Pourquoi cela fonctionne-t-il chez Chuck Bass, Harvey Specter, et non pas chez François Hollande ?

Cuck Bass

Ici, la cravate n’est pas parfaitement droite, le noeud est petit et fait rapidement, qui plus est il ne colle pas au bouton qui ferme le col de la chemise, cependant ce n’est pas là-dessus que l’on s’arrête, on passe outre, et au premier abord on ne l’a pas remarqué.

François Hollande

Deux photos où la cravate n’est pas droite, théoriquement, nous devrions y voir de la nonchalance, mais cela ne fonctionne pas chez François Hollande, et ce pour plusieurs raisons :
– en tant que Président, il ne doit pas être nonchalant
– il est probablement moins classe par essence que Chuck Bass
– on ne voit pas pourquoi il devrait être une pointure de mode
– il doit être irréprochable aux yeux de tous, pas de place pour les détails classieux
– la cravate est beaucoup trop de travers

Aussi un autre exemple avec notre Président, qui malheureusement cumule les fautes sartoriales, mais n’est pas le seul.

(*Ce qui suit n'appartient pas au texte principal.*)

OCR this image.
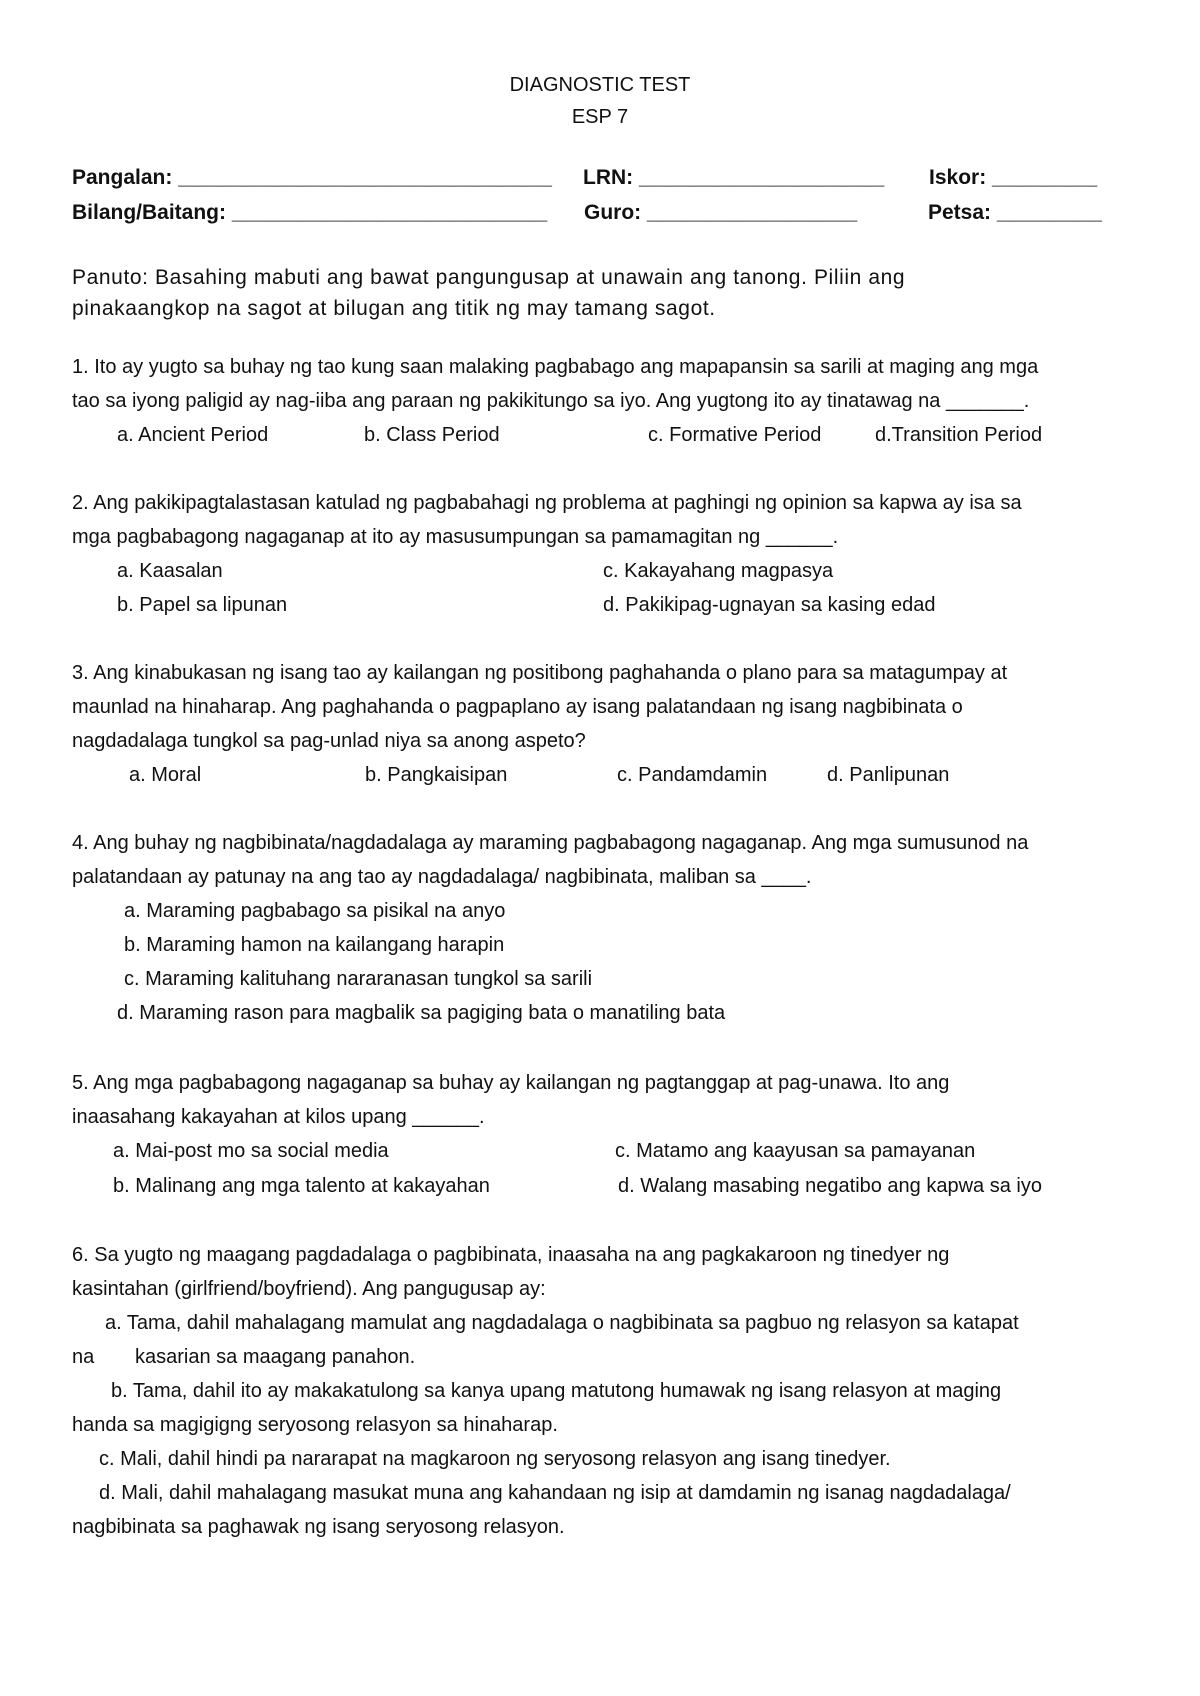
DIAGNOSTIC TEST
ESP 7
Pangalan: ________________________________ LRN: _____________________ Iskor: _________
Bilang/Baitang: ___________________________ Guro: __________________	Petsa: _________
Panuto: Basahing mabuti ang bawat pangungusap at unawain ang tanong. Piliin ang
pinakaangkop na sagot at bilugan ang titik ng may tamang sagot.
1. Ito ay yugto sa buhay ng tao kung saan malaking pagbabago ang mapapansin sa sarili at maging ang mga
tao sa iyong paligid ay nag-iiba ang paraan ng pakikitungo sa iyo. Ang yugtong ito ay tinatawag na _______.
a. Ancient Period	b. Class Period	c. Formative Period	d.Transition Period
2. Ang pakikipagtalastasan katulad ng pagbabahagi ng problema at paghingi ng opinion sa kapwa ay isa sa
mga pagbabagong nagaganap at ito ay masusumpungan sa pamamagitan ng ______.
a. Kaasalan	c. Kakayahang magpasya
b. Papel sa lipunan	d. Pakikipag-ugnayan sa kasing edad
3. Ang kinabukasan ng isang tao ay kailangan ng positibong paghahanda o plano para sa matagumpay at
maunlad na hinaharap. Ang paghahanda o pagpaplano ay isang palatandaan ng isang nagbibinata o
nagdadalaga tungkol sa pag-unlad niya sa anong aspeto?
a. Moral	b. Pangkaisipan	c. Pandamdamin	d. Panlipunan
4. Ang buhay ng nagbibinata/nagdadalaga ay maraming pagbabagong nagaganap. Ang mga sumusunod na
palatandaan ay patunay na ang tao ay nagdadalaga/ nagbibinata, maliban sa ____.
a. Maraming pagbabago sa pisikal na anyo
b. Maraming hamon na kailangang harapin
c. Maraming kalituhang nararanasan tungkol sa sarili
d. Maraming rason para magbalik sa pagiging bata o manatiling bata
5. Ang mga pagbabagong nagaganap sa buhay ay kailangan ng pagtanggap at pag-unawa. Ito ang
inaasahang kakayahan at kilos upang ______.
a. Mai-post mo sa social media	c. Matamo ang kaayusan sa pamayanan
b. Malinang ang mga talento at kakayahan	d. Walang masabing negatibo ang kapwa sa iyo
6. Sa yugto ng maagang pagdadalaga o pagbibinata, inaasaha na ang pagkakaroon ng tinedyer ng
kasintahan (girlfriend/boyfriend). Ang pangugusap ay:
a. Tama, dahil mahalagang mamulat ang nagdadalaga o nagbibinata sa pagbuo ng relasyon sa katapat
na kasarian sa maagang panahon.
b. Tama, dahil ito ay makakatulong sa kanya upang matutong humawak ng isang relasyon at maging
handa sa magigigng seryosong relasyon sa hinaharap.
c. Mali, dahil hindi pa nararapat na magkaroon ng seryosong relasyon ang isang tinedyer.
d. Mali, dahil mahalagang masukat muna ang kahandaan ng isip at damdamin ng isanag nagdadalaga/
nagbibinata sa paghawak ng isang seryosong relasyon.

Nous allons débuter par Harvey Specter, monstre de l’élégance dans son genre, powersuit et noeud de cravate Windsor, quasiment irréprochable, sauf quand les manches de chemise sont trop courtes, mais chez lui, ça ne choque pas, au contraire !

Tandis que notre actuel Président n’a apparemment qu’à moitié saisie cette règle sartoriale … Aussi j’ajouterai que son noeud de cravate est peut-être trop petit vis-à-vis du poste qu’il occupe.

Mais clairement, notre ancien Président de la République, n’y avait rien compris, les manches étaient inexistantes chez lui. Bon, un peu d’élégance s’il vous plait messieurs, d’ailleurs, sa cravate n’était pas totalement droite non plus !

Ici, le noeud de cravate est suffisamment large, ce qui donne de la prestance indéniablement, cependant il manque les 1,5 cm de chemise qui doivent dépasser du costume. Soit les manches sont trop courtes, soit celles de la veste sont trop longues.